И только тут я вдруг осознала, в чем же все-таки было дело.
Она была настоящей. И видно ее было намного лучше, чем в хрониках. Она была более настоящей, более подробной, и поэтому сердце не щемило. Эффекта узнавания не было, потому что нечего было узнавать - я ее никогда не знала. Я, выросшая среди вещей 20-30 годов, на рассказах о том, что продавали в нашей булочной в начале НЭПа, - я не узнавала этой реальности. Все было незнакомым: туго натянутые чулки с морщинками, цвет костяшек на счетах, ручка кассового аппарата, непривычные портреты Ленина, шрифт купюр, почерневшие зубы у всех подряд, включая маленьких детей, ножки скамеек, вечно мятые ткани, другая брусчатка на улицах, другая манера улыбаться, двигаться... Хотелось бы добавить: и думать, и говорить, и пахнуть. Незнакомый мир.

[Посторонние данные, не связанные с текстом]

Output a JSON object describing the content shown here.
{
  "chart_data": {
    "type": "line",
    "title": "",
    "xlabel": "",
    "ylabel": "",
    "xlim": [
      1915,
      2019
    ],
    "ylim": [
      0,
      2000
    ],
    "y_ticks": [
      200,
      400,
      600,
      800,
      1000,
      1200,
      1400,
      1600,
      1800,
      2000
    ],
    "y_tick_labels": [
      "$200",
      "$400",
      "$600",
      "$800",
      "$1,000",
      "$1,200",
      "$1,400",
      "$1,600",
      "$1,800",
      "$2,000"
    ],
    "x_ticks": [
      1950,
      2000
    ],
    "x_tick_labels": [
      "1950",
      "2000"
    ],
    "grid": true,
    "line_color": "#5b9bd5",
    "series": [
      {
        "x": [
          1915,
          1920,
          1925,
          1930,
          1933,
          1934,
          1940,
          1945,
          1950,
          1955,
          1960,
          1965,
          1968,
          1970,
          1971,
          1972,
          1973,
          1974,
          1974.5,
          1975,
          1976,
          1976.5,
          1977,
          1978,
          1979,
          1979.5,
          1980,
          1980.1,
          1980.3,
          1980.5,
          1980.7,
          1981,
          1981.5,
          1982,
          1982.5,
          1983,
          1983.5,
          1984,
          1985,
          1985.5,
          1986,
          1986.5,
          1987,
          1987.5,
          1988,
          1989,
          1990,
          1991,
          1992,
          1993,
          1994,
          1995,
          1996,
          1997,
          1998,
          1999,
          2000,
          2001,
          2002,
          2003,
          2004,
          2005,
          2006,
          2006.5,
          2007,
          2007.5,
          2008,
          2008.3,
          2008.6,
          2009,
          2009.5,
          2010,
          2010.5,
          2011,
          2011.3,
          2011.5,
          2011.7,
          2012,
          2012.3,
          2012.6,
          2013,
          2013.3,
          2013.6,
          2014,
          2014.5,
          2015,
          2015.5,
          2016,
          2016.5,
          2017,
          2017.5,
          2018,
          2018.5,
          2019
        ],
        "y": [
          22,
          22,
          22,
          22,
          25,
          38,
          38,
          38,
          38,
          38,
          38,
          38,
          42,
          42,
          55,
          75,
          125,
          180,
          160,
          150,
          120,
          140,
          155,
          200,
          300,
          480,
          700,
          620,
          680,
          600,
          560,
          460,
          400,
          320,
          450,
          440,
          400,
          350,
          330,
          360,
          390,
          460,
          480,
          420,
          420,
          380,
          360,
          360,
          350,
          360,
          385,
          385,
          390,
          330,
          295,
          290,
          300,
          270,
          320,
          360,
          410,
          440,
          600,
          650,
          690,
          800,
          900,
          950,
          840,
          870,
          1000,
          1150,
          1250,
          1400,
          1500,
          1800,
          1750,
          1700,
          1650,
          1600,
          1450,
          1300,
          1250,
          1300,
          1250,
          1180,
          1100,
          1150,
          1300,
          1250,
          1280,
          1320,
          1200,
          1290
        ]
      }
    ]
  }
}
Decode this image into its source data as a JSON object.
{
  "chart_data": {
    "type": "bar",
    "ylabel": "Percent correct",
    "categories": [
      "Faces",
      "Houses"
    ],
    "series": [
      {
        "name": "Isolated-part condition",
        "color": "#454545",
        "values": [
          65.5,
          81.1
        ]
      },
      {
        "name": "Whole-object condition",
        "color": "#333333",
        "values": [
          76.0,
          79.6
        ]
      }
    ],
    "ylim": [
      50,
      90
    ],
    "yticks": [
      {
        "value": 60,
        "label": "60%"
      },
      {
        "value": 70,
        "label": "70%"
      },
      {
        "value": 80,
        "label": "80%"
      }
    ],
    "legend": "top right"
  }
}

Не в этом ли корень явления, о котором мы говорили пару дней назад: "Зеркало" не имело успеха у сверстников Тарковского, а для нашего поколения стало воспоминанием о детстве. Не потому ли, что 30-е годы нарисованы там красками 70-х, и поэтому в истории довоенного детства мы видим рассказ о своем? Оно узнаваемо, может быть не только потому, что это вечная история, но потому, что нам знакомы все кусочки мозаики, а реальность настоящих 30-х трогает только тогда, когда ее затемняет расплывчатость кинохроник. Четкое же изображение показывает детали, которые узнать невозможно - мы их не видели никогда. Но как нам быть с тем ужасом, который.